Copyright (c) Hyperion Entertainment and contributors.
AmigaOS Manual: ARexx Parsing
Parsing extracts substrings from a string and assigns them to variables. Parsing is performed using the PARSE instruction or its variants ARG and PULL. The operation input is called the parse string and comes from several sources, including argument strings, expressions, or the console.
String-manipulation functions like SUBSTR() and INDEX() may be used for parsing, but the PARSE instruction statement is more efficient, especially if extracting many fields from a string.
Templates
Parsing is controlled by a template, a group of tokens that specifies bot the variables to be given values and the way to determine the value strings. The way tokens are arranged in the template determines whether the token is one of two basic template objects: a marker of a target.
- Marker
- Determines the starting and ending position in the parse string or the scan position.
- Target
- A symbol assigned a value by the parsing operation. That value is the substring determined by the marker positions.
Markers
There are three types of marker objects:
- Absolute markers
- Actual index position in the parse string.
- Relative markers
- A positive or negative offset from the current position.
- Pattern markers
- Matches the pattern against the parse string beginning at the current scan position.
Targets
Targets, like markers, can affect the scan position if value strings are begin extracted by tokenization. Parsing by tokenization extracts words (tokens) from the parse string and is used whenever a target is followed immediately by another target. During tokenization the current scan position is advanced past any blanks to the start of the next word. The ending index is the position just past the end of the word and the value string has neither leading nor trailing blanks.
Targets are specified by variable symbols. The place holder, denoted by a period (.), is a special type of target and behaves like a normal target except that it does not have an assigned value.
Template Objects
Each template object is specified by one or more tokens:
Symbols
A symbol may specify a target or a marker. It's a marker if it follows an operator (+, - or =) and the symbol value is used as an absolute or relative position. Symbols enclosed in parentheses specify pattern markers, and the symbol value is used as the pattern string. It specifies a target if neither of the preceding cases apply and the symbol is variable. Fixed symbols always specify absolute markers and must be whole numbers. The only exception is the place holder (.) target.
- Strings
- A string always represents a pattern marker.
- Parentheses
- A symbol enclosed in parentheses is a pattern marker and the value of the symbol is used as the pattern string. While the symbol may be either fixed or variable, it will usually be a variable. A fixed pattern could be given more simply as a string.
- Operators
- The three operators (+, - and =) are valid within a template and must be followed by a fixed or variable symbol. The value of the symbol is used as a marker and must represent a whole number. The "+" and "-" operators signify a relative marker, whose value is negated by the "-" operator. The "=" operator indicates an absolute marker and is optional if the marker is defined by a fixed symbol.
- Commas
- The comma (,) marks the end of a template. It is also used as a separator when multiple templates are provided with an instruction. The interpreter obtains a new parse string before processing each succeeding template. For some source options, the new string will be identical to the previous one. The ARG, EXTERNAL and PULL options will generally supply a different string, as will the VAR option if the variable has been modified.

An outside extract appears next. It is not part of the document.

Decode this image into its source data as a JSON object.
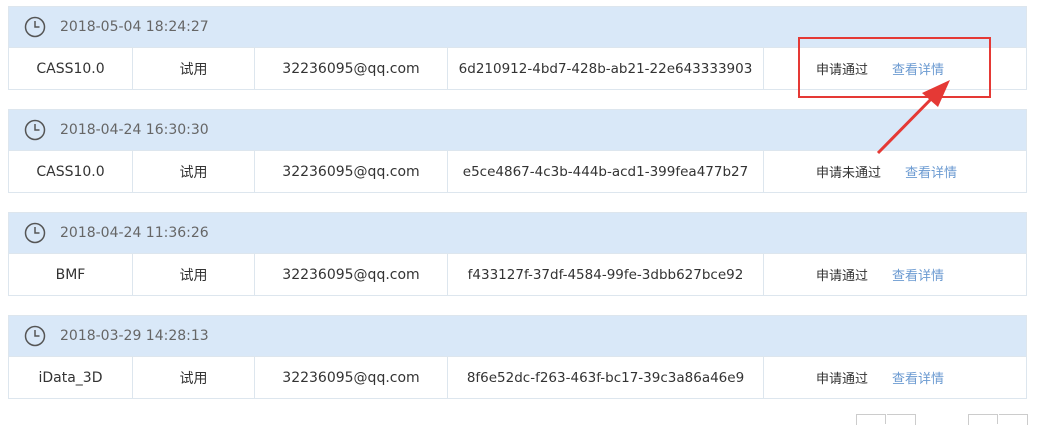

The ARexx interface command parser has been generalized to recognize double-delimiter sequences within a (quoted) string file. The quoting convention is convenient for short programs, but it is easy to run out of quoting levels in longer programs. Single and double-quotes within a REXX program are equivalent, but the external environment may make a distinction.
AmigaDOS uses double-quotes. Strings entered from a Shell must begin with a double-quote, especially if you wish to include semicolons. For example:
RX "SAY 'It''s possible, indeed; you ain''t seen nothin'' yet!' " -> It's possible, indeed; you ain't seen nothin' yet! RX "SAY '""Hello!""'"-> "Hello!"